NBTXR3 is a first-in-class product designed to destroy, when activated by radiotherapy, tumors and metastasis through physical cell death and to immunogenic cell death leading to specific activation of the immune system.

NBTXR3 has a high degree of biocompatibility, requires one single administration before the whole radiotherapy treatment and has the ability to fit into current worldwide standards of radiation care.

NBTXR3 is being evaluated in head and neck cancer (locally advanced squamous cell carcinoma of the oral cavity or oropharynx), and the trial targets frail and elderly patients who have advanced cancer with very limited therapeutic options. The Phase I/II trial has already delivered very promising results regarding the local control of the tumors and a potential metastatic control through in situ vaccination.

Nanobiotix is running an Immuno-Oncology program with NBTXR3 that includes several studies. In the U.S., the Company received the FDA’s approval to launch a clinical study of NBTXR3 activated by radiotherapy in combination with anti-PD1 antibodies in lung, and head and neck cancer patients (head and neck squamous cell carcinoma and non-small cell lung cancer).
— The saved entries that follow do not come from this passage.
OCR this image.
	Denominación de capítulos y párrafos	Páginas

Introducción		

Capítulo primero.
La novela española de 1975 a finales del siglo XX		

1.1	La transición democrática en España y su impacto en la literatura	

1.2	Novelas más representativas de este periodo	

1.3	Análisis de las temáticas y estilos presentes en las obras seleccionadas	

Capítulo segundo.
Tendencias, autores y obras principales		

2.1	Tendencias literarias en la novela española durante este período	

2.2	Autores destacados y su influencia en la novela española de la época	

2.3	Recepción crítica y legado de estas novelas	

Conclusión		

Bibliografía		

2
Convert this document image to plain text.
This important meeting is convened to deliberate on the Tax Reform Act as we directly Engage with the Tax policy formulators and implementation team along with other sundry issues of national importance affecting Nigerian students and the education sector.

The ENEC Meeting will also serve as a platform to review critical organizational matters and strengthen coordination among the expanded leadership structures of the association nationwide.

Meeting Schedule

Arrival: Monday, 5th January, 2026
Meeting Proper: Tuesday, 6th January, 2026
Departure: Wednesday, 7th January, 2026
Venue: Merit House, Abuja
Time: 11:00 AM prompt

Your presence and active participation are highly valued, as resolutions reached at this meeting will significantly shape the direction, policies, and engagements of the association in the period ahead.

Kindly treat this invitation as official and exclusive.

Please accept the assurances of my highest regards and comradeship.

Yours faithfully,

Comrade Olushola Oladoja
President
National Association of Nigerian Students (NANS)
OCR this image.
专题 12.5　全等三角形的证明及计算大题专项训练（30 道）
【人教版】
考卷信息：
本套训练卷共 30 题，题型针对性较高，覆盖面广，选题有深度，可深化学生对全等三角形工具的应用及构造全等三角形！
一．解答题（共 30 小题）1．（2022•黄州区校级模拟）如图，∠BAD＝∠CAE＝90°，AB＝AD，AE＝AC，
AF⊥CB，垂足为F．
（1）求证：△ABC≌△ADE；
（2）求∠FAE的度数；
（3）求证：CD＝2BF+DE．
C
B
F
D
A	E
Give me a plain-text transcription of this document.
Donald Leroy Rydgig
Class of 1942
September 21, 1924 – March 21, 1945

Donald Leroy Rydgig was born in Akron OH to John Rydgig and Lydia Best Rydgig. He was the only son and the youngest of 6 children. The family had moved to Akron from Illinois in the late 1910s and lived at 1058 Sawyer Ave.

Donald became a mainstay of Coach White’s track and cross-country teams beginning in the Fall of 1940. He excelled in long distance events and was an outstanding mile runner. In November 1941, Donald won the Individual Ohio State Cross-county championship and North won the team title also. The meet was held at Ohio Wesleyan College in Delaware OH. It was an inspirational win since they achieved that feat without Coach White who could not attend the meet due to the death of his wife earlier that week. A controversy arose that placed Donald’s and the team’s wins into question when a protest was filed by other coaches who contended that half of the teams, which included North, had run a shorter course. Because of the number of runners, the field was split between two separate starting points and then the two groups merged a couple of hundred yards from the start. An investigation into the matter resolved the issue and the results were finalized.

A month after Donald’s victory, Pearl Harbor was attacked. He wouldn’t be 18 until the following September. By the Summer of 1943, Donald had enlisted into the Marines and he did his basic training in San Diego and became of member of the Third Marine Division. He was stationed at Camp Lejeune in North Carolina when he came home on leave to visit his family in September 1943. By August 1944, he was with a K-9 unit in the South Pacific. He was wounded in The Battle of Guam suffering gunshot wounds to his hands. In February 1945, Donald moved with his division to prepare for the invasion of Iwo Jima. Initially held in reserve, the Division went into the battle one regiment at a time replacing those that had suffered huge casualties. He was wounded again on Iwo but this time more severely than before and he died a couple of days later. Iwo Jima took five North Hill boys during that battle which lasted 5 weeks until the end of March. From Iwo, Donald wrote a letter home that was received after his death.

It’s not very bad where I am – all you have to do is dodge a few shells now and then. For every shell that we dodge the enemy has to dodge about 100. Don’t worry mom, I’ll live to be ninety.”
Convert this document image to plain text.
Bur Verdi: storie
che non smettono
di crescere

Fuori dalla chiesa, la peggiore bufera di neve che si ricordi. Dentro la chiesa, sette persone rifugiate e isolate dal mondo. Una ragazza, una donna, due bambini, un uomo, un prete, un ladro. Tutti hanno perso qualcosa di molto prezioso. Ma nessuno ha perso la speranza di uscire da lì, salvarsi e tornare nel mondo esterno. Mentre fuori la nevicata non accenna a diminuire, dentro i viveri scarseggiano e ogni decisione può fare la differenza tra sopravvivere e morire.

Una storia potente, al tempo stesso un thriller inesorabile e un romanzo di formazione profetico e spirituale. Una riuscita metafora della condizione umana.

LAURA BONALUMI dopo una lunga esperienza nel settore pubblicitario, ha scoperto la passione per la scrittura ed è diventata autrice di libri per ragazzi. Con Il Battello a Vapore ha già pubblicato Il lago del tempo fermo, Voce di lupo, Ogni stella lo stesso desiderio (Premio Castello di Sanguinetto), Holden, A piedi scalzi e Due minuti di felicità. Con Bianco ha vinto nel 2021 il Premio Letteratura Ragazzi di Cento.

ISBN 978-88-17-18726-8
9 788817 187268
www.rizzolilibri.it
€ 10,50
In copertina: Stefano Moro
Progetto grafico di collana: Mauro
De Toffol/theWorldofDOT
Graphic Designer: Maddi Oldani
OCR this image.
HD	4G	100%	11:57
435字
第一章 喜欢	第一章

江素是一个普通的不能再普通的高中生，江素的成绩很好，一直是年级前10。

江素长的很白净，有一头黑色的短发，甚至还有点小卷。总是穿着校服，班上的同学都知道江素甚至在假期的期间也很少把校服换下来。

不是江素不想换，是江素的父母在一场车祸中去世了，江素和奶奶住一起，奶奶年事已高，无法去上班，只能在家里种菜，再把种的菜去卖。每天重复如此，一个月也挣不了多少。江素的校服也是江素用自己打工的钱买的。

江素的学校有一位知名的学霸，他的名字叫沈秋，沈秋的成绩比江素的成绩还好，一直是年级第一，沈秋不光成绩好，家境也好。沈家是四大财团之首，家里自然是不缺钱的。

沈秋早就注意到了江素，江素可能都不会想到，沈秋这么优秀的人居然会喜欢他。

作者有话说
This trial aims to expand the potential of NBTXR3, including using it to treat recurrent or metastatic disease.

The first market authorization process (CE Marking) is ongoing in Europe in the soft tissue sarcoma indication.

The other ongoing studies are treating patients with liver cancers (hepatocellular carcinoma and liver metastasis), locally advanced or unresectable rectal cancer in combination with chemotherapy, head and neck cancer in combination with concurrent chemotherapy, and prostate adenocarcinoma.